Baby is getting positioned for birth
Week 35: The next three weeks could bring baby's most rapid gains
During this 35th week of pregnancy, your baby's growth has been progressing at a remarkable pace as your due date draws near. But the next three weeks could bring your baby's most rapid weight gains.
- Your baby probably continues to gain at least half a pound a week.
- During the 35th week of pregnancy, she already might be close to her birth length, near 18 inches from head to toe, and she continues to build up necessary fat, especially in her shoulders.
- Within your now-crowded uterus, your baby might shift her movements from kicks and punches to more rolls and wiggles.
- Her brain development continues to advance quickly.
- Your baby already might have settled into a head-down position in your pelvis, if this is your first pregnancy. This is the ideal position for delivery because your baby's head is the biggest part of her body.
- Position refers to your baby's placement in your uterus — whether she is facing right or left or is head-first or feet-first. Your baby floats in your uterus and changes positions often throughout early and mid-pregnancy. When you're between 32 and 36 weeks pregnant, your baby usually rotates to a head-down position for labor and delivery.
- Head-first position is called the vertex position.
- Feet-first position is called the breech position.
- If your baby is breech but is not too far down into your pelvis, your doctor might try to turn your baby into the proper position a few weeks before your due date.
- Lying-sideways position is called a transverse position.
Your Week 35 nutrition and health
Maintain your healthy nutrition regimen
It's more important than ever to maintain your energy and strong health with balanced nutrition and regular exercise. Try to keep up the regimen you’ve maintained through your pregnancy instead of introducing something new or stopping what has been working.
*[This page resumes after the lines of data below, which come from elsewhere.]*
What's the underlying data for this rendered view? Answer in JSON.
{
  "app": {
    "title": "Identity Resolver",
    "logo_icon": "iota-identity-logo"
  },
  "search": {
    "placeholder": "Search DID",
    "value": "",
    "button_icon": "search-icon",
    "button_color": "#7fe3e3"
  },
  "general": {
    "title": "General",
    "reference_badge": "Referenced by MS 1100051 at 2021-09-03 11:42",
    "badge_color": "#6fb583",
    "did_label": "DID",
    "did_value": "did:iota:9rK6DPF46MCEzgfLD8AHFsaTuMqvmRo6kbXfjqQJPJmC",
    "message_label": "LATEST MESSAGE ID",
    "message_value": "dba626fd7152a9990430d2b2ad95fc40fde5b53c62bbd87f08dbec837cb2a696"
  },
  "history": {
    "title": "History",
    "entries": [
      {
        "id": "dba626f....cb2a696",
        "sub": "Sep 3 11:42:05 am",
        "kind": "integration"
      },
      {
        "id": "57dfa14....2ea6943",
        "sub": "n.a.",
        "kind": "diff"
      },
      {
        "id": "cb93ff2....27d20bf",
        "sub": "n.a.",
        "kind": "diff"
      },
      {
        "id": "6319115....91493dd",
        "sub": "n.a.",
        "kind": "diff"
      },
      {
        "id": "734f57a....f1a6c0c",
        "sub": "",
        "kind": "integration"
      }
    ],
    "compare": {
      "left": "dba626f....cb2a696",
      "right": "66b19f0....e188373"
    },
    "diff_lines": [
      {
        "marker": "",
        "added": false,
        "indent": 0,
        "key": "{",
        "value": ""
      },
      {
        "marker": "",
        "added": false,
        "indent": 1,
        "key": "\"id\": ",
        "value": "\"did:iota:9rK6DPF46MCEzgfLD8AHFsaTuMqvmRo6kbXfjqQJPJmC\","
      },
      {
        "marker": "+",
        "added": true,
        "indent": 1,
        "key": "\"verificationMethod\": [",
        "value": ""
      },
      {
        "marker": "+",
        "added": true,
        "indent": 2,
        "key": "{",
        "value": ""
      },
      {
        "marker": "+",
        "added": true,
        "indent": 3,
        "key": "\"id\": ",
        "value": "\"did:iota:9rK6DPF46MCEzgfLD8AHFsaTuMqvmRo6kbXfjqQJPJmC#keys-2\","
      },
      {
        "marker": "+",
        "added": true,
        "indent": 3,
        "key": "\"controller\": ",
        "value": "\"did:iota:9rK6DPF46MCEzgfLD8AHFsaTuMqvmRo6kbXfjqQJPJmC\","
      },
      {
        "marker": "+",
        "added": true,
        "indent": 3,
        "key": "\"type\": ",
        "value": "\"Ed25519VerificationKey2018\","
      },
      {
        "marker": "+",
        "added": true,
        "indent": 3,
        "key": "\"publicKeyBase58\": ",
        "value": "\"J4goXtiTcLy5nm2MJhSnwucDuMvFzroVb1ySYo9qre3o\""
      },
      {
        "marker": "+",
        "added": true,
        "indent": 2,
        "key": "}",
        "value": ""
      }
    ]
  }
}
Alternative ways to get your daily calcium
By now you have likely established a routine to meet the daily nutrition needs of you and your growing baby. However, many expectant moms might want to switch things up to get some variety. Here are some different ways to get your recommended daily calcium intake:
- Cook your brown rice or oatmeal in nonfat milk or calcium-fortified soy milk.
- Add nonfat dry milk powder to recipes for muffins, breads, pancakes, milk shakes, or even meat loaf.
- Substitute low-fat cheese for meat in lasagna, ravioli, or stuffed shells.
- Use undiluted evaporated nonfat milk in mashed potatoes.
- Blend nonfat milk or calcium-fortified soy milk with fresh fruit to make a fruit shake.
- Canned salmon and canned sardines are also good sources of calcium.
- Eat milk-based soups, such as cream of tomato or cream of mushroom.